To find the distances between the points A, B, and C, we can use the distance formula:
The distance between two points (x1, y1) and (x2, y2) is given by:
d = sqrt((x2-x1)^2 + (y2-y1)^2)
Using this formula, we can find the distances between the points:
Distance between A and B (AB):
AB = sqrt((-2 - (-8))^2 + (6 - (-4))^2)
= sqrt((6)^2 + (10)^2)
= sqrt(36 + 100)
= sqrt(136)
Distance between B and C (BC):
BC = sqrt((4 - (-2))^2 + (-4 - 6)^2)
= sqrt((6)^2 + (-10)^2)
= sqrt(36 + 100)
= sqrt(136)
Distance between A and C (AC):
AC = sqrt((4 - (-8))^2 + (-4 - (-4))^2)
= sqrt((12)^2 + (0)^2)
= sqrt(144 + 0)
= sqrt(144)
= 12
Now, we can compare the distances to determine if ABC is an isosceles triangle:
AB = sqrt(136)
BC = sqrt(136)
AC = 12
Since AB = BC, we have proven that at least two sides of the triangle are congruent. Therefore, ABC is an isosceles triangle.

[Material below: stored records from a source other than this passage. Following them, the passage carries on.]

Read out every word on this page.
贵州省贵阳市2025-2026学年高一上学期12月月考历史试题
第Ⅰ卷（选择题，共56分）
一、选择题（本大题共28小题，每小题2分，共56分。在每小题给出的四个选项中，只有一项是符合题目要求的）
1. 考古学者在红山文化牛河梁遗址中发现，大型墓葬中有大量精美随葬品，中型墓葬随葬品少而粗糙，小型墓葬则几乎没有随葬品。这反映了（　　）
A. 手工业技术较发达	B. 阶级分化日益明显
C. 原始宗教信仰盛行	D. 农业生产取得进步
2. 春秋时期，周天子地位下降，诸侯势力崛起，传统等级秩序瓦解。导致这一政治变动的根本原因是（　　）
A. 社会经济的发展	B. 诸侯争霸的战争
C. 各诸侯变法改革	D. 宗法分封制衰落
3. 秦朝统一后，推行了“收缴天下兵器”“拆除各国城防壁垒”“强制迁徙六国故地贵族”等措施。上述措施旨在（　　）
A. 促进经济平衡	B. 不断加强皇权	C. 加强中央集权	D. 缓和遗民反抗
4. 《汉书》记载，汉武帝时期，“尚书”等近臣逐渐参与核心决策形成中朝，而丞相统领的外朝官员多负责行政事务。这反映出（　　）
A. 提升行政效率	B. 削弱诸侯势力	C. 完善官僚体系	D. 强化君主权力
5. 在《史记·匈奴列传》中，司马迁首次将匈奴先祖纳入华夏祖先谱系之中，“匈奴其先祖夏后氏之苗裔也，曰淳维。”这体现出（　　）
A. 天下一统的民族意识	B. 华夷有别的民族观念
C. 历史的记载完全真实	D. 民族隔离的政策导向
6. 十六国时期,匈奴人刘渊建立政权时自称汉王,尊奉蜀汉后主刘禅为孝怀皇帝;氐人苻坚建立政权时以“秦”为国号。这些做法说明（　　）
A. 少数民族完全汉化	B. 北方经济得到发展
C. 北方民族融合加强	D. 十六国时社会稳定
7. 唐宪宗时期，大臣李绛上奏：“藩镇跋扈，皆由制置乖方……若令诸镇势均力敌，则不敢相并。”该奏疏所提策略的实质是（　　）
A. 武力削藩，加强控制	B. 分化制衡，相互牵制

To find the perimeter of the triangle, we just need to add up the lengths of all three sides:
Perimeter (P) = AB + BC + AC
P = sqrt(136) + sqrt(136) + 12
P = 2 * sqrt(136) + 12
Therefore, the perimeter of triangle ABC is 2 * sqrt(136) + 12 units.